There was just one twist. Before being released as a physical, printed hardback, the book – Legacy of Russ – was to be serialised into eight parts and released online over the course of six months.

Say “serialised novel” and some smart chap will immediately jump up and tell you that “that’s how Dickens did it.” And indeed he did. It was how I’d done it too, at least in novella format, for my Jukepop Serials hit Werekynd: Beasts of the Tanglewild. I strung that story out for almost a year. The perfect initiation, you’d think, for writing the eight parts of Legacy of Russ.

Except knowing that writing serialised novels was possible didn’t actually help with any of the problems inherent in such an undertaking. The difference between a “full” novel and serial installments is more or less the same as the difference between a television series and a feature-length film. There are a number of very important differences, most of which revolve around issues of plot and pacing.

In brief, a serial has to take into account considerations that don’t trouble a novel. Each “episode” has to be reasonably self-contained, and as gratifying to the reader as the last. The stakes are always high – one boring installment and readers will be lost. They’ll stop buying the follow-ups. There’s no danger of that after someone’s bought a novel. Because of this, writing serialised fiction can assume a somewhat frantic air. Not only must you spend at least a small amount of time setting the scene at the start of every installment (to jog memories that have lain dormant for a month or more), but the remaining word count is typically expected to fulfill the requirements of the genre, in this case set piece action and crunchy fight scenes. Dedicating an installment to calmer activity may work out, but it’s also a gamble. The loss of reader attention is a constant specter. Conversely, in a novel the writer can typically afford more coherent pacing – the ebb and flow around start, midpoint and ending give the reader respite and varies their experience. While this certainly isn’t impossible to achieve in serial form, it’s far trickier.

All this was compounded by the nature of the story I was trying to tell. It was  a contender for the title of “sweeping epic”, taking place on a grand total of three planets, two moons and more spaceships than I care to count, and viewed from the perspective of over a dozen point-of-view characters, including a shape-shifting daemon and a machine-man. Such feats would have been daunting in standard novel format, but getting it all into episodic installments meant I had to spend a lot of time in each story touching base with multiple characters and inching their individual development forward, all the while not exceeding the wordcount I’d been set.

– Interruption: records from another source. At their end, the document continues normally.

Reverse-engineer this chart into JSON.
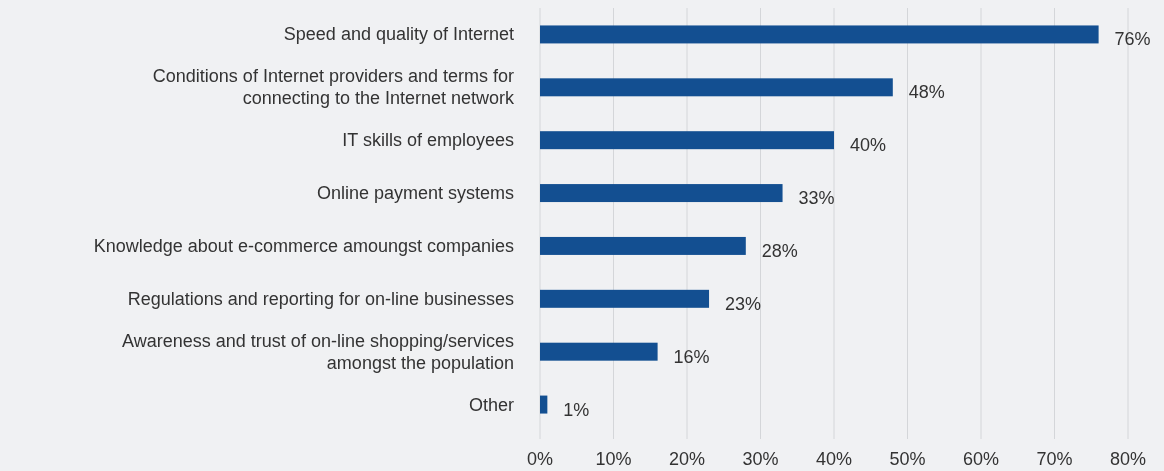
{
  "chart_data": {
    "type": "bar",
    "orientation": "horizontal",
    "categories": [
      "Speed and quality of Internet",
      "Conditions of Internet providers and terms for connecting to the Internet network",
      "IT skills of employees",
      "Online payment systems",
      "Knowledge about e-commerce amoungst companies",
      "Regulations and reporting for on-line businesses",
      "Awareness and trust of on-line shopping/services amongst the population",
      "Other"
    ],
    "values": [
      76,
      48,
      40,
      33,
      28,
      23,
      16,
      1
    ],
    "value_labels": [
      "76%",
      "48%",
      "40%",
      "33%",
      "28%",
      "23%",
      "16%",
      "1%"
    ],
    "color": "#134f91",
    "xlim": [
      0,
      80
    ],
    "xticks": [
      {
        "value": 0,
        "label": "0%"
      },
      {
        "value": 10,
        "label": "10%"
      },
      {
        "value": 20,
        "label": "20%"
      },
      {
        "value": 30,
        "label": "30%"
      },
      {
        "value": 40,
        "label": "40%"
      },
      {
        "value": 50,
        "label": "50%"
      },
      {
        "value": 60,
        "label": "60%"
      },
      {
        "value": 70,
        "label": "70%"
      },
      {
        "value": 80,
        "label": "80%"
      }
    ],
    "grid": "x"
  }
}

If you’re thinking at this point that I had an unenviable task, you’d be wrong. It was still a privilege to be involved in writing something that was going to affect the universe I’d grown up reading about. I was more or less aware of all the challenges posed by serial fiction before I started writing. I made a decision early on to try and treat the project just as I would any other novel. I knew it would be released as a whole eventually, and that was the legacy I decided I should work towards – while the serials were fun, ultimately this was something that was going to be on people’s bookshelves.

If I had to choose between advising readers to follow the story in its serial format, or reading the whole thing as one novel, I’d have to go with the latter option. Hopefully, however, it’s enjoyable whichever way readers feel they wish to approach it.